Erneut hatte der Pfarrge­meinderat Zell die Seniorinnen und Senioren zur Schlemmertour einge­laden und rund 30 Betagte folgten der Einladung. Unter ihnen auch Pfarrer Wolfgang Schnabel. Bei strahlendem Herbstwetter traf man sich zunächst am neuen Clubheim des TSV Hopfe­rau-Eisenberg-Seeg nahe Unterreuten. Dort wurde die Gruppe schon vor Thorsten Reinke erwartet und herzlich begrüßt. Er erklärte den Neubau von der Planung bis zur Vollendung und freute sich über das große Interesse der Besucher.
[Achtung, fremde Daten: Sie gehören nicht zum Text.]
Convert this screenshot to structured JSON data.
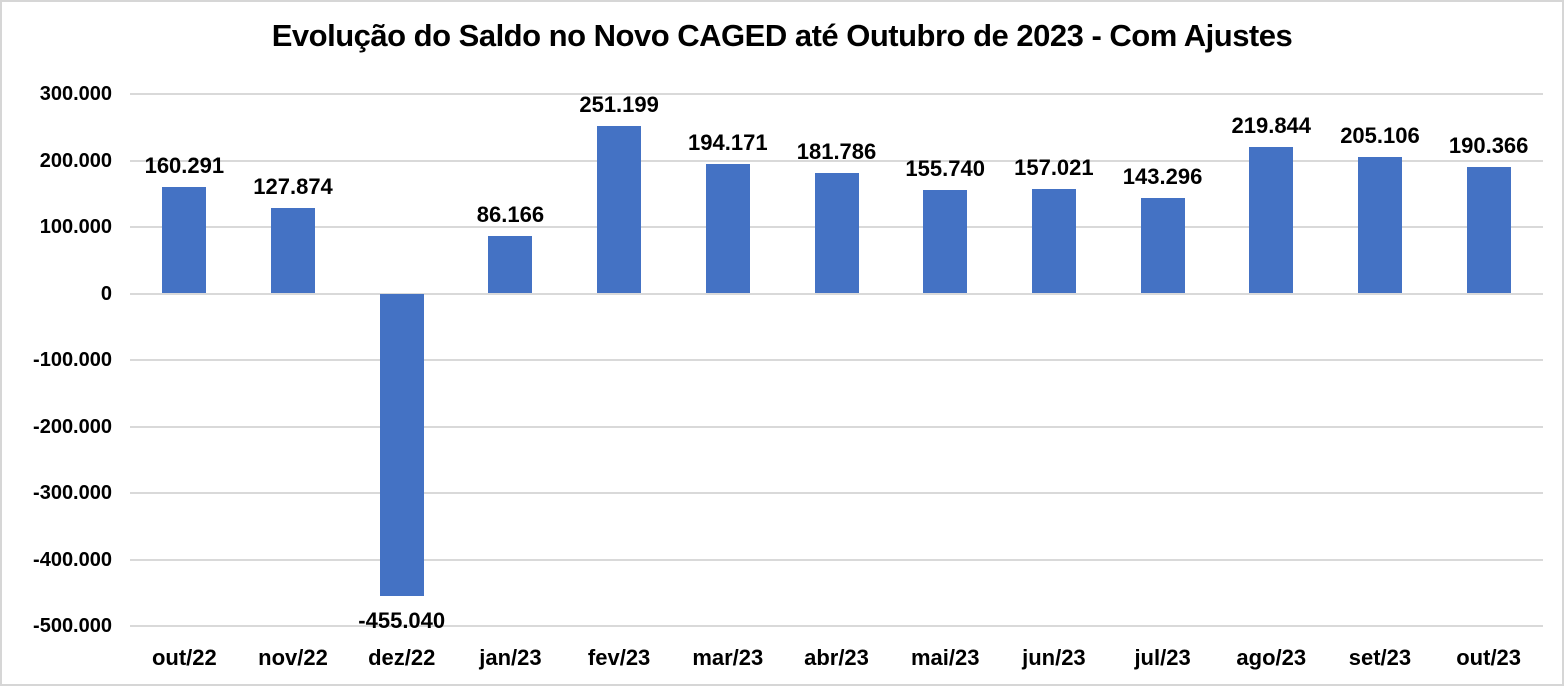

Anschließend wurden von fleißigen Helfern frische Weißwürste mit Brezen und natürlich auch Geträn­ke nach freier Wahl serviert.

Dann ging es weiter zur St. Hildegard-Kapelle der Familie Martin in Unter­dolden. Hier erklärte Christiane Martin die Entstehungsgeschichte. Es sei ein Wunsch der Familie gewesen, nach­dem der Weiler Unterdolden bisher keine Kapelle vorweisen konnte. Viele der Besucher hatten die liebliche Ka­pelle noch nicht gesehen und waren begeistert von der schlichten Schön­heit. Mit Worten aus Schriften der Hl. Hildegard, einem gemeinsamen „Vater Unser“ und dem Segen vom Pfarrer endete dieser Besuch.

Dann ging es weiter nach Zell, wo die
Besucher von Musikervorstand Stefan Körbl und seinem Stellvertreter Maxi Schabel erwartet wurden. Sie zeigten der Seniorengruppe den neuen Probe­raum für die Musikkapelle im Dorfge­meinschaftshaus. Anschließend ging es in den ehemaligen, inzwischen zu ei­nem sehr schönen und erweiterten  Auf­enthaltsraum ausgebauten alten Pro­­beraum, wo von den Musikern nach den Proben die Geselligkeit herrlich  gepflegt werden kann. Dass dies alles in Eigenarbeit fertig gestellt werden konnte, erfüllt die Musikanten mit gro­ßem Stolz.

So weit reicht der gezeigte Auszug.